“Two major injustices — inequality and climate change — are threatening to undermine the efforts of millions of people to escape poverty and hunger. By concentrating wealth and power in the hands of a few, inequality robs the poorest people of the support they need to improve their lives. And as climate change devastates crops and livelihoods, it undoes poor people’s efforts to feed their families.
But an historic opportunity is on the horizon as the sun sets on the Millennium Development Goals. Right now the UN is in the midst of a heated debate about the new set of Sustainable Development Goals. This new framework for global development could end poverty and save the planet.
Laudable progress has been made under the MDGs, which are set to expire next year. The goal to halve extreme poverty has been met — an achievement to celebrate. The MDGs have inspired a common purpose and ambition, and there have been many development successes over the last 14 years.

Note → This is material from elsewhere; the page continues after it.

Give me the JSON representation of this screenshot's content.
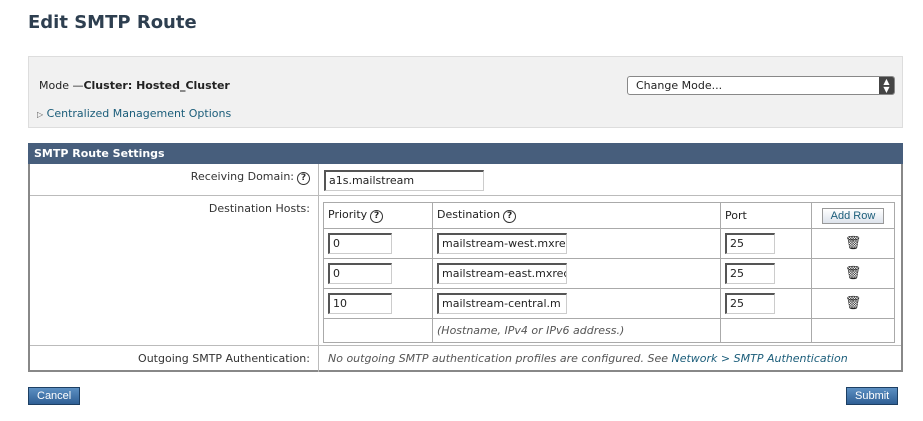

Yet the twin challenges of inequality and climate change have not been adequately tackled — and Oxfam fears the same mistake will be made again. If we are to create a fairer, healthier world, the new Sustainable Development Goals must be ambitious, and backed up by strong action on climate change.
Recently, Oxfam revealed that the world’s 85 richest people have as much wealth as the poorest 3.5 billion. That figure was recently revised. Now the richest 66 have the same as the bottom half of humanity. If the global community fails to curb the widening gap, a host of related economic and social problems will ensue, including the undermining of efforts to eradicate poverty. We can only lift up those at the bottom if we tackle the extreme wealth at the top.
At the same time, climate change is threatening to undo progress made in confronting poverty over the last decade. More than 800 million people are at risk of hunger. Through its devastating impact on crops and livelihoods, climate change is predicted to increase that number by as much as 20 percent by 2050.”